Le film fut tourné au sein même de ce vieux marché de fruits et légumes, véritable jardin d'Eden très peuplé et rassurant, cachant pourtant un assassin. Les scènes d'intérieur furent, elles, filmées dans les célèbres studios de Pinewood. Le cinéaste revient au genre policier qui lui est familier, dans lequel Blaney, un loser total (Jon Finch) se retrouve accusé à tort d'un meurtre perpétré par un certain « tueur à la cravate ». Frenzy lui permet de filmer des rues qu'il a bien connues, d'évoquer le célèbre Jack l'éventreur dès la première scène, qui trouve ici un descendant, et de parsemer son film d'éléments récurrents dans sa filmographie : L'humour noir, l'ironie, le faux-coupable, le suspense...

Ainsi, dès le début du film, le personnage principal sera vu en train d'ajuster sa cravate, laissant supposer qu'il est le coupable, jouant avec les attentes du spectateur, tentant de le berner à la manière du véritable coupable. Si celui-ci sera découvert assez tôt, cela n'enlèvera rien au suspense, et surtout au rythme du film, frénétique (comme son nom l'indique), le montage d'Hitchcock laissant peu de temps au spectateur de respirer. Même si par instants, ce rythme fou semble s'arrêter, au détour de quelques scènes à la poésie macabre (cette caméra qui quitte lentement le lieu du crime, avec pudeur, laissant simplement deviner le reste), ou pastorale (la pomme croquée par un personnage juste avant de mourir).

Frenzy présente une galerie de personnages à part dans la filmographie d'Hitchcock. Si le personnage principal est un faux-coupable comme il les affectionne, il est un chômeur alcoolique et violent, sur qui le sort semble s'acharner. Les personnages féminins n'ont rien de sensuel (leur corps sera d'ailleurs dévoilé de manière crue, et souvent morbide), les victimes sont retrouvées gisant sans grâce aucune, une grimace grotesque sur le visage. Quant au tueur, il est à la fois lâche et ridicule, au charisme absent, ses actes motivés par la frustration sexuelle (ses envies étant d'ailleurs jugées, dénoncées par un personnage féminin). Une frustration qui semble d'ailleurs toucher la plupart de ses personnages, pas forcément sexuelle (le discours rageur de Blaney au restaurant).

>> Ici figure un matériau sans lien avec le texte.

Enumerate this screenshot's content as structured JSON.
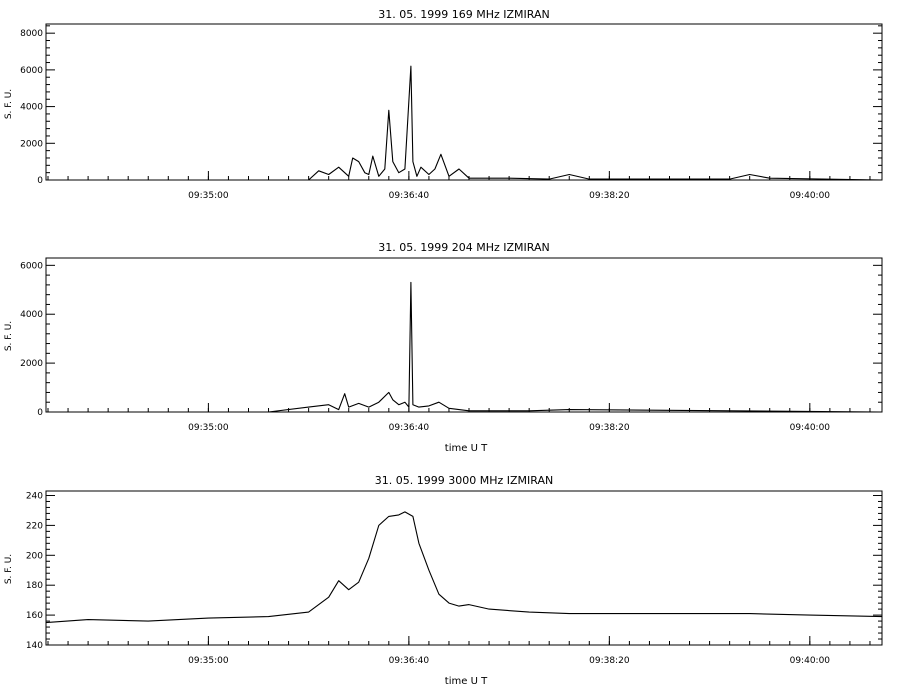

Malgré son nihilisme (les personnages sont quasiment tous égoïstes, cupides ou lâches, ou tout ça à la fois), le film réserve de nombreuses scènes à l'humour tantôt léger (les petits plats de la femme du policier entre autres), tantôt noir (le discours sur la propreté de la Tamise interrompu par un corps flottant, la virée à l'arrière d'un camion du tueur)...

Avant-dernier film du cinéaste, Frenzy ne fait peut-être pas partie de ses chefs-d'œuvre, et n'est peut-être pas aussi reconnu que ses réalisations précédentes, il reste néanmoins une oeuvre à voir et à revoir, qui ne laisse aucun répit, et tout juste une étincelle d'espoir dans la nature humaine, perdue dans la grisaille et le froid londoniens.